La postura no es compartida. Esta semana hubo una caravana de visitas al Ministerio de Justicia de Nación donde asociaciones, jueces y camaristas le pidieron a Martín Soria distinto tipo de acciones. Mónica Cuñarro estuvo en una de las reuniones. Fiscal y parte de la Asociación de Magistrados, sostiene que “la ley votada por la Legislatura de la Ciudad no sólo quiebra el orden federal y las competencias del Congreso nacional –explicó a El Cohete–, sino que viola el principio de juez natural, competencias y jurisdicción, lo que es pasible de acciones ante las Naciones Unidas y la CIDH, generando responsabilidad internacional al Estado argentino. Espero que las asociaciones y el Estado tomen las acciones que lo impidan”.

 

La fiscal Cuñarro.

 

 

Alberto Lugones es vicepresidente del Consejo de la Magistratura, juez e integrante de la misma asociación. “El tema es muy serio”, dijo a El Cohete. “Acá están creando una superjusticia que va por arriba de las justicias nacionales, que tendrá capacidad de meterse por encima de todos los temas: el Correo, pero también otros temas sensibles sobre los que tienen intereses.
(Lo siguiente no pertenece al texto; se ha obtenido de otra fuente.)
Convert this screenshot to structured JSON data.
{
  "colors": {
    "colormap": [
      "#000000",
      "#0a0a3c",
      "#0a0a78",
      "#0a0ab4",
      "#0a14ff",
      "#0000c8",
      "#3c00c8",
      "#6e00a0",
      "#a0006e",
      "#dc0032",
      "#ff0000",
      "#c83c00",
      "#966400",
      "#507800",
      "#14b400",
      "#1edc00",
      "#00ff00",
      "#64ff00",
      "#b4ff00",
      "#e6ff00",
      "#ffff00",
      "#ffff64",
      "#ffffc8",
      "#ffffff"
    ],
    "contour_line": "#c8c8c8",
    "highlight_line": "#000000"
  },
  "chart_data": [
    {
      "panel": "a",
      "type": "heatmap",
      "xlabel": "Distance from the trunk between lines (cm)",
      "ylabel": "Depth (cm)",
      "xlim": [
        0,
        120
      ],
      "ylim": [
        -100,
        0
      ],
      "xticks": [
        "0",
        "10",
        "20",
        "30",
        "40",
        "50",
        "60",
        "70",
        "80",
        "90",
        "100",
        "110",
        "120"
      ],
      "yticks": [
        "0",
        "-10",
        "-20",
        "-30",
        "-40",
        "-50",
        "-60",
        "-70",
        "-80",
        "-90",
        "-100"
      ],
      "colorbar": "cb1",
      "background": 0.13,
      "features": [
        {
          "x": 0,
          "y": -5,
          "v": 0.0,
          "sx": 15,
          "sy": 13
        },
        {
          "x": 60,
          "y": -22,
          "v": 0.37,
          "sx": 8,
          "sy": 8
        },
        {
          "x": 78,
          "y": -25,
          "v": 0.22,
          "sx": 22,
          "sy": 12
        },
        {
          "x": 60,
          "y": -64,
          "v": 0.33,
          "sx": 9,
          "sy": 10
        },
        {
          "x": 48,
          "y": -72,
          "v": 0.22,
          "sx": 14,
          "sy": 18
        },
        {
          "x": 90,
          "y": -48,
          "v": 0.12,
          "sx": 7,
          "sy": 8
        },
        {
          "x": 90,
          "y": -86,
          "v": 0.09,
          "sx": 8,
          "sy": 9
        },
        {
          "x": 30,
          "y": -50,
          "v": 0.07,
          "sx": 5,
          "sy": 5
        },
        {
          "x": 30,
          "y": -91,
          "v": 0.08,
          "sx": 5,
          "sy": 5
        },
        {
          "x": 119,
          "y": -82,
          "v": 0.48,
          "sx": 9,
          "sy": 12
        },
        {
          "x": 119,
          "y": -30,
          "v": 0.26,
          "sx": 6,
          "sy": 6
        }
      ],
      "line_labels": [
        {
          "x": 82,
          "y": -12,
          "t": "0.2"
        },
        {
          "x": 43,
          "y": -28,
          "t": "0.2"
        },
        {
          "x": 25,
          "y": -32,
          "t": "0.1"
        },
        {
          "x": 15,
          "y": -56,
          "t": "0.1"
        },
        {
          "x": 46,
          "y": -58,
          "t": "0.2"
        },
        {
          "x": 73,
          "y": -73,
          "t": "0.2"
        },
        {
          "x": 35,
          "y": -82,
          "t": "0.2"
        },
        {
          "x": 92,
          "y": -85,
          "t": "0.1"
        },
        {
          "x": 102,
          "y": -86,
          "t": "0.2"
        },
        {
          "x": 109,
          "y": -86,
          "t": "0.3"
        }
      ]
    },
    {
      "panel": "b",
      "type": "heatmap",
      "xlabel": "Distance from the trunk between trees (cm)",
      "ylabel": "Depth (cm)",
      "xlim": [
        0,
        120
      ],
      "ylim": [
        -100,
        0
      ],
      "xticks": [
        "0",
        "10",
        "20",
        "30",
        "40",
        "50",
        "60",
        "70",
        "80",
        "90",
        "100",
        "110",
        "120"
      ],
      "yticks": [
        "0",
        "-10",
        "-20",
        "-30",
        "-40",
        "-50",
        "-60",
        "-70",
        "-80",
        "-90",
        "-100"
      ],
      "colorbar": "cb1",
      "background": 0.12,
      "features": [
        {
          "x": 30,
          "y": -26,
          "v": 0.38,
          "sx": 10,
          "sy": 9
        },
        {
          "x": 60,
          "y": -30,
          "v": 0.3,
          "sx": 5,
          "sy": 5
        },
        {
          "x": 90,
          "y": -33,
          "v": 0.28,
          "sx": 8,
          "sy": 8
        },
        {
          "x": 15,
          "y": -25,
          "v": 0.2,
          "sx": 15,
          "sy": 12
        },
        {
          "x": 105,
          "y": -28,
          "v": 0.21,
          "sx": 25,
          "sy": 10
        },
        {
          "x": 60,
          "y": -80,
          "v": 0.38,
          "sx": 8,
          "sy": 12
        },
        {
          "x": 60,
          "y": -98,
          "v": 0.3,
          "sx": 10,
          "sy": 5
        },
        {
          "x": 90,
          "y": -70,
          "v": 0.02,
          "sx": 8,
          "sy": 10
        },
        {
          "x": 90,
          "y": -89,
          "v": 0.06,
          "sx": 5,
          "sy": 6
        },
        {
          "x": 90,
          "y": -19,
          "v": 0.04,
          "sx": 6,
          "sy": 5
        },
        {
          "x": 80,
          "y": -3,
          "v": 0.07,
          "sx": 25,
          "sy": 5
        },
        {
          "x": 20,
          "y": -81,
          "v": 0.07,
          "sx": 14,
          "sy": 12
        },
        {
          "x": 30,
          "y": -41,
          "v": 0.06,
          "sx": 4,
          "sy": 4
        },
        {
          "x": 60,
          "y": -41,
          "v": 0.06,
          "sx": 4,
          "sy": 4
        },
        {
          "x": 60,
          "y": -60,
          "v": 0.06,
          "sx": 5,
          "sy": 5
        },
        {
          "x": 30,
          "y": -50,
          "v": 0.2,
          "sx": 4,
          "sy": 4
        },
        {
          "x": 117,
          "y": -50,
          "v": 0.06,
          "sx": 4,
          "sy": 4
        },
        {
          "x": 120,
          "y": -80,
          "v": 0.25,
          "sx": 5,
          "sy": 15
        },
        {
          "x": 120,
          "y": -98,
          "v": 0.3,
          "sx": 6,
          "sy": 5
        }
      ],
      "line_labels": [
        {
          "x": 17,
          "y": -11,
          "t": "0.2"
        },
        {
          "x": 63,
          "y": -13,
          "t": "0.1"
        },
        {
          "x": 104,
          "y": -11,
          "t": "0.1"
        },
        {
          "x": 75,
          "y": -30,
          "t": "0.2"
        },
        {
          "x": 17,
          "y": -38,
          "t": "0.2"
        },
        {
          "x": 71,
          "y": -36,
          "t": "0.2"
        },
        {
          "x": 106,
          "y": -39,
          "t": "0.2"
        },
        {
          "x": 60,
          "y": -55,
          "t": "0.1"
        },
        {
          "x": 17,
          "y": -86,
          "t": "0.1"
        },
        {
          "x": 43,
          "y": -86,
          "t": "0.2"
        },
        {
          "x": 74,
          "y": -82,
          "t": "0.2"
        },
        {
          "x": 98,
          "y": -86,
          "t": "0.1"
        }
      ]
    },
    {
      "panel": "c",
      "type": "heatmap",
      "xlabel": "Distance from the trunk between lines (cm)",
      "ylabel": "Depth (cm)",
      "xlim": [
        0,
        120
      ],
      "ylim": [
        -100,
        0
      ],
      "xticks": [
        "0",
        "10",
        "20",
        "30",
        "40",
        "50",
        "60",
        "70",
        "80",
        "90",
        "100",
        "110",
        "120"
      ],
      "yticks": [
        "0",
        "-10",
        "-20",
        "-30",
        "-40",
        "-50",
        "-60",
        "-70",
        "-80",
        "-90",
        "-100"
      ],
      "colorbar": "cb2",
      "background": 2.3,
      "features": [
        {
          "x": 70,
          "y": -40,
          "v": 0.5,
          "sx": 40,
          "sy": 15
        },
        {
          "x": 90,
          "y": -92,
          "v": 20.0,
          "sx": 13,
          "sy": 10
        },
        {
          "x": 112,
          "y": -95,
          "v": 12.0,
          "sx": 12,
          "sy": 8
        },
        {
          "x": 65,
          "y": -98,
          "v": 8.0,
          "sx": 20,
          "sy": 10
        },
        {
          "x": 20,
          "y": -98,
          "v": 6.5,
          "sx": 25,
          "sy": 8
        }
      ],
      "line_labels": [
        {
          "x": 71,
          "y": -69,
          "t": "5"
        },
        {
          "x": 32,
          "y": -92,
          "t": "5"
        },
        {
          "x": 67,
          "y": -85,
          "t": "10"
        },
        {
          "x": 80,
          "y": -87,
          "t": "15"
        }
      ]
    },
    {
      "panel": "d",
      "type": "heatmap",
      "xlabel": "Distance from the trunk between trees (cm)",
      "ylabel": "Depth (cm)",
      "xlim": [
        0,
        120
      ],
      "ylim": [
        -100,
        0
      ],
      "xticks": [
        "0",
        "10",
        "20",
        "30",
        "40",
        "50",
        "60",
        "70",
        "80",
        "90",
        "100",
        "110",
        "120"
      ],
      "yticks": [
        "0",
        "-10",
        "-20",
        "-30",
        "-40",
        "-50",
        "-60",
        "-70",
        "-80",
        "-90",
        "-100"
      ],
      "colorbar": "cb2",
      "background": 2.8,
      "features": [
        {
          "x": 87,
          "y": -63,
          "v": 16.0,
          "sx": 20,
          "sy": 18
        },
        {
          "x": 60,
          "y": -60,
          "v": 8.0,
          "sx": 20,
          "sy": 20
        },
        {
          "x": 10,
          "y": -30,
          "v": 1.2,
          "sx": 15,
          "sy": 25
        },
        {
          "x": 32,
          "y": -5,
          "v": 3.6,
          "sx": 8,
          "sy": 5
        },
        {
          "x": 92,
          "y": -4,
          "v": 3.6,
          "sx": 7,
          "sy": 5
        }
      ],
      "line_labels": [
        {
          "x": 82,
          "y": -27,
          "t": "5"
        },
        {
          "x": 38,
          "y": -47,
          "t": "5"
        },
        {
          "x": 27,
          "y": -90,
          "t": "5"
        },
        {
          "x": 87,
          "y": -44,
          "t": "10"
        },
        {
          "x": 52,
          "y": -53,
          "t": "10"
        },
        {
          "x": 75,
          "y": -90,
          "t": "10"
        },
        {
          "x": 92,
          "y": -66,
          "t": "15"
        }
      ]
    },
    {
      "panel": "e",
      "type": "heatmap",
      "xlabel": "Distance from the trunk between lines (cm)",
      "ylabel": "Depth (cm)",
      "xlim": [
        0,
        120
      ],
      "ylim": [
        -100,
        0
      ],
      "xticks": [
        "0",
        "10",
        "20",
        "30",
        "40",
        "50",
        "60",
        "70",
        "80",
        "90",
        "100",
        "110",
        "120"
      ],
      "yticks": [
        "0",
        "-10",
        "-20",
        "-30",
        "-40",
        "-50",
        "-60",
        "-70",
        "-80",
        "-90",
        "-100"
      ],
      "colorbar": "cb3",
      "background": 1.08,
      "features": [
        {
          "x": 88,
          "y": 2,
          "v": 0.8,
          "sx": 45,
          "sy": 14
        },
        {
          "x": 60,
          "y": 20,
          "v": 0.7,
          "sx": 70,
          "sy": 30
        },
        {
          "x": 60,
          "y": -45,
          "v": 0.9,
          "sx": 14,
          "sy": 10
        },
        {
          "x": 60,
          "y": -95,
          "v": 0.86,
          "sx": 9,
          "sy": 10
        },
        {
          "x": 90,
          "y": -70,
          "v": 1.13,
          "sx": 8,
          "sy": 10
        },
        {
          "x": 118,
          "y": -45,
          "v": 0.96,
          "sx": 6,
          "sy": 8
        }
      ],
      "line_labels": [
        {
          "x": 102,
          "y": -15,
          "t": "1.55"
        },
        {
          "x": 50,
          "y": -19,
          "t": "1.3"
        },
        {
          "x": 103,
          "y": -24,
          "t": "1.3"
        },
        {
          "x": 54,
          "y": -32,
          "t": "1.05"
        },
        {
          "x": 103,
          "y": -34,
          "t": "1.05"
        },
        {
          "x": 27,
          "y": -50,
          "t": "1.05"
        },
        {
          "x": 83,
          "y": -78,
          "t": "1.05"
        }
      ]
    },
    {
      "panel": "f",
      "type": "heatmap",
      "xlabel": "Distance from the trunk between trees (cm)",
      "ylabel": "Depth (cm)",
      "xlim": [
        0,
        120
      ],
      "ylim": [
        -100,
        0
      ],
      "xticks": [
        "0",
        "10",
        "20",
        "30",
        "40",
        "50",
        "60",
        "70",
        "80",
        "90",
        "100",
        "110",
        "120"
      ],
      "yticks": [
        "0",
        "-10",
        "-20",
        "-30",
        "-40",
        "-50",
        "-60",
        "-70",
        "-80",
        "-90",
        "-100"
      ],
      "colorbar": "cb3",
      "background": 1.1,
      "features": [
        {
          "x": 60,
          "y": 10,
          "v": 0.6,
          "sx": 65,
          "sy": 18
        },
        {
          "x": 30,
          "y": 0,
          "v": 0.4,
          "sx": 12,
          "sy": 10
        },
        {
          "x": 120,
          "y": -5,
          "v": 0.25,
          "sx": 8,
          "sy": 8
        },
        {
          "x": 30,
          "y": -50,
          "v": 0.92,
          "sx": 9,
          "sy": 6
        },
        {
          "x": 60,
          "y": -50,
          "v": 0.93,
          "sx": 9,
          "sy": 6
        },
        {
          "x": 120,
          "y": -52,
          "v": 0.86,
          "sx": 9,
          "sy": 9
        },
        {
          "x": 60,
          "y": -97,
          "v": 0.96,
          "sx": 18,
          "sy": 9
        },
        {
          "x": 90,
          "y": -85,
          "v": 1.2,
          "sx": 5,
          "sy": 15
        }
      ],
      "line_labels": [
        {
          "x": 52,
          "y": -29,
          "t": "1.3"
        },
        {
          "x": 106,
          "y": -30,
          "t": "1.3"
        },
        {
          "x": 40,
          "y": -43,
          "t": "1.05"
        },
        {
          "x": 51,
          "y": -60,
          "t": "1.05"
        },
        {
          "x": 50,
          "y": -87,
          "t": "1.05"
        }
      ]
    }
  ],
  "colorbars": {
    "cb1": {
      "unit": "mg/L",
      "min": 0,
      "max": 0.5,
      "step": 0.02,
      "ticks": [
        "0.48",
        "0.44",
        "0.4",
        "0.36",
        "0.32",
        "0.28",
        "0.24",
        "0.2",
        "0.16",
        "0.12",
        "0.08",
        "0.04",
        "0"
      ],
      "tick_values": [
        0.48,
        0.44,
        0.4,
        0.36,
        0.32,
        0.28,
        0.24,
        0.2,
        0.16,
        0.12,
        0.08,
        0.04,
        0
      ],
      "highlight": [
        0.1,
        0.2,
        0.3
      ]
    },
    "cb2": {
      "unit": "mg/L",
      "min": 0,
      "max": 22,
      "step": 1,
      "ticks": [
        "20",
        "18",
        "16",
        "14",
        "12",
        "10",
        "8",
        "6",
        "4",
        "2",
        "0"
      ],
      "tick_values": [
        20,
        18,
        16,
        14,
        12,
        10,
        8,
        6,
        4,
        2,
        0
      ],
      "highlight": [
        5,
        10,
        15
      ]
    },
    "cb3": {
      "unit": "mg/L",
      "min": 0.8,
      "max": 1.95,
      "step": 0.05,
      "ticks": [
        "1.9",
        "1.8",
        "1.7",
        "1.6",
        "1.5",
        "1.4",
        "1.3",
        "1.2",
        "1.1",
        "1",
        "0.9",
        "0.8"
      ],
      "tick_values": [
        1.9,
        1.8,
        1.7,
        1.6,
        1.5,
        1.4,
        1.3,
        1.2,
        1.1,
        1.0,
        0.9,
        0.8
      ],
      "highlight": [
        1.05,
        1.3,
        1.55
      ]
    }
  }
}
Están buscando que ciertos personajes pesados, empresas y amigos queden protegidos, y para eso terminan convirtiendo al TSJ en un aguantadero”. Luis Raffaghelli es integrante de la Cámara del Trabajo, uno de los jueces que pide definición de la Corte Suprema y que esta semana exigió el veto de Horacio Rodríguez Larreta. “Creo que él está entre la espada y la pared –dice– porque la ley es inconstitucional y si la promulga queda peor que los legisladores que la aprobaron”.